“Maltrattava la figlia del boss“, ma il tribunale di Varese lo assolve
Capo d’imputazione rimodulato: non più maltrattamenti in famiglia ma stalking, che in difetto di querela ha scagionato il giovane. La difesa: “Racconto fumoso della parte offesa". Manca la prova, anche il pm chiede l'assoluzione
Due ragazzi che si amano in una situazione difficile, complicata da due elementi chiave. Primo: lei è figlia di un boss di camorra, ora collaboratore di giustizia, e l’intera famiglia è inserita in un programma di protezione per testimoni. Secondo: il compagno della ragazza, finito a processo, avrebbe tenuto comportamenti ben oltre il biasimevole: capelli tirati, schiaffi, sputi in faccia all’ormai ex fidanzata, diventata nel frattempo madre di suo figlio.
Una situazione che la donna, comprensibilmente, non ha tollerato, al punto da sporgere denuncia per maltrattamenti in famiglia, reato grave e “ostativo”, che può portare direttamente in carcere chi ne viene riconosciuto colpevole.
Scatta quindi l’azione penale e si arriva al processo.
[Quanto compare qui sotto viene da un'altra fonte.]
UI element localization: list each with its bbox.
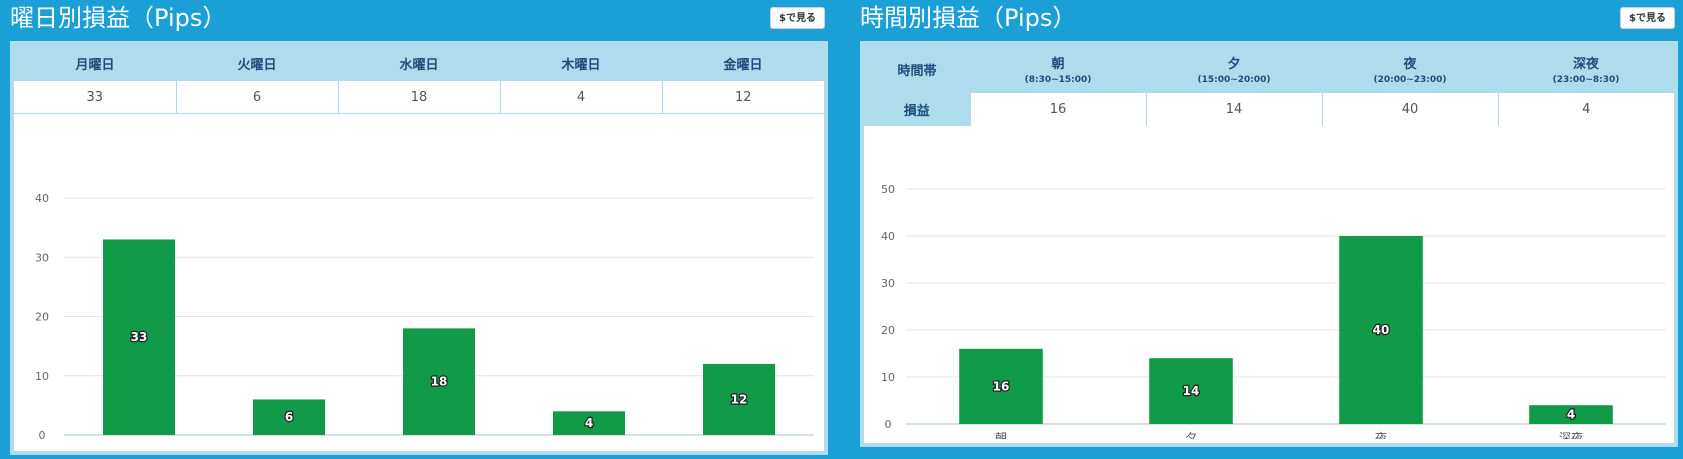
weekday-value-thu: 4	[499, 81, 662, 114]
y-tick-label: 10	[881, 371, 895, 384]
bar-data-label: 6	[285, 410, 293, 424]
category-label: 深夜	[1559, 430, 1583, 439]
timeslot-value-night: 40	[1321, 93, 1498, 126]
weekday-usd-button[interactable]: $で見る	[770, 7, 825, 29]
bar	[1149, 358, 1233, 424]
grid	[906, 188, 1666, 425]
timeslot-card: 時間帯 朝 (8:30~15:00) 夕 (15:00~20:00) 夜 (20…	[860, 41, 1678, 447]
y-tick-label: 20	[35, 311, 49, 324]
weekday-panel-title: 曜日別損益（Pips）	[10, 4, 227, 32]
y-tick-label: 40	[35, 192, 49, 205]
bar-data-label: 12	[731, 392, 748, 406]
category-label: 朝	[995, 431, 1007, 439]
bar	[1339, 236, 1423, 424]
bar-data-label: 16	[993, 379, 1010, 393]
bar-data-label: 18	[431, 375, 448, 389]
timeslot-header-morning-name: 朝	[1051, 57, 1065, 72]
weekday-header-fri: 金曜日	[662, 45, 824, 81]
timeslot-header-latenight: 深夜 (23:00~8:30)	[1498, 45, 1674, 93]
weekday-summary-table: 月曜日 火曜日 水曜日 木曜日 金曜日 33 6 18 4 12	[14, 45, 824, 114]
timeslot-value-morning: 16	[969, 93, 1146, 126]
bar-data-label: 40	[1373, 323, 1390, 337]
weekday-value-mon: 33	[14, 81, 176, 114]
weekday-header-tue: 火曜日	[176, 45, 338, 81]
timeslot-header-night-name: 夜	[1403, 57, 1417, 72]
y-tick-label: 50	[881, 183, 895, 196]
bar	[253, 399, 325, 435]
timeslot-header-night-range: (20:00~23:00)	[1373, 75, 1447, 85]
bar	[553, 411, 625, 435]
timeslot-header-latenight-name: 深夜	[1572, 57, 1599, 72]
timeslot-header-night: 夜 (20:00~23:00)	[1322, 45, 1498, 93]
y-tick-label: 30	[35, 251, 49, 264]
timeslot-header-latenight-range: (23:00~8:30)	[1552, 75, 1620, 85]
timeslot-header-evening-name: 夕	[1227, 57, 1241, 72]
timeslot-usd-button[interactable]: $で見る	[1620, 7, 1675, 29]
y-tick-label: 0	[39, 429, 46, 441]
bar-data-label: 4	[1567, 408, 1575, 422]
bar	[403, 328, 475, 435]
weekday-header-mon: 月曜日	[14, 45, 176, 81]
weekday-bar-chart: 01020304033月6火18水4木12金	[35, 192, 814, 441]
bar-data-label: 14	[1183, 384, 1200, 398]
timeslot-header-evening: 夕 (15:00~20:00)	[1146, 45, 1322, 93]
y-tick-label: 20	[881, 324, 895, 337]
weekday-value-fri: 12	[661, 81, 824, 114]
weekday-card: 月曜日 火曜日 水曜日 木曜日 金曜日 33 6 18 4 12 0 10 20 30…	[10, 41, 828, 455]
timeslot-header-morning-range: (8:30~15:00)	[1024, 75, 1092, 85]
timeslot-corner-label: 時間帯	[864, 45, 970, 93]
y-tick-label: 30	[881, 277, 895, 290]
timeslot-header-morning: 朝 (8:30~15:00)	[970, 45, 1146, 93]
y-tick-label: 40	[881, 230, 895, 243]
y-tick-label: 0	[885, 418, 892, 431]
weekday-header-wed: 水曜日	[338, 45, 500, 81]
timeslot-panel-title: 時間別損益（Pips）	[860, 4, 1077, 32]
bar-data-label: 33	[131, 330, 148, 344]
weekday-value-tue: 6	[175, 81, 338, 114]
bar	[703, 363, 775, 435]
bar	[103, 239, 175, 435]
bar	[959, 348, 1043, 424]
timeslot-value-evening: 14	[1145, 93, 1322, 126]
bar-data-label: 4	[585, 416, 593, 430]
timeslot-header-evening-range: (15:00~20:00)	[1197, 75, 1271, 85]
category-label: 夜	[1375, 430, 1387, 439]
y-tick-label: 10	[35, 370, 49, 383]
weekday-header-thu: 木曜日	[500, 45, 662, 81]
timeslot-value-latenight: 4	[1497, 93, 1674, 126]
timeslot-bar-chart: 0 10 20 30 40 50 16 朝 14 夕 40 夜 4 深夜	[881, 183, 1666, 439]
timeslot-row-label: 損益	[864, 93, 970, 126]
bar	[1529, 405, 1613, 424]
timeslot-summary-table: 時間帯 朝 (8:30~15:00) 夕 (15:00~20:00) 夜 (20…	[864, 45, 1674, 126]
weekday-value-wed: 18	[337, 81, 500, 114]
category-label: 夕	[1185, 431, 1197, 439]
Ma la testimonianza della parte offesa si rivela «particolarmente confusa», come ha ammesso l’avvocata Carlotta Calemme, difensore dell’imputato.
Le ricostruzioni in aula sono state fumose, a tratti difficili da comprendere anche per via della terminologia usata nelle escussioni.
Fino al colpo di scena: il pubblico ministero Lorenzo Dalla Palma ha chiesto la riqualificazione del reato da maltrattamenti a stalking, che, in assenza di querela, ha portato a una doppia decisione del collegio giudicante: assoluzione perché il fatto non sussiste per i maltrattamenti e non doversi procedere per gli atti persecutori.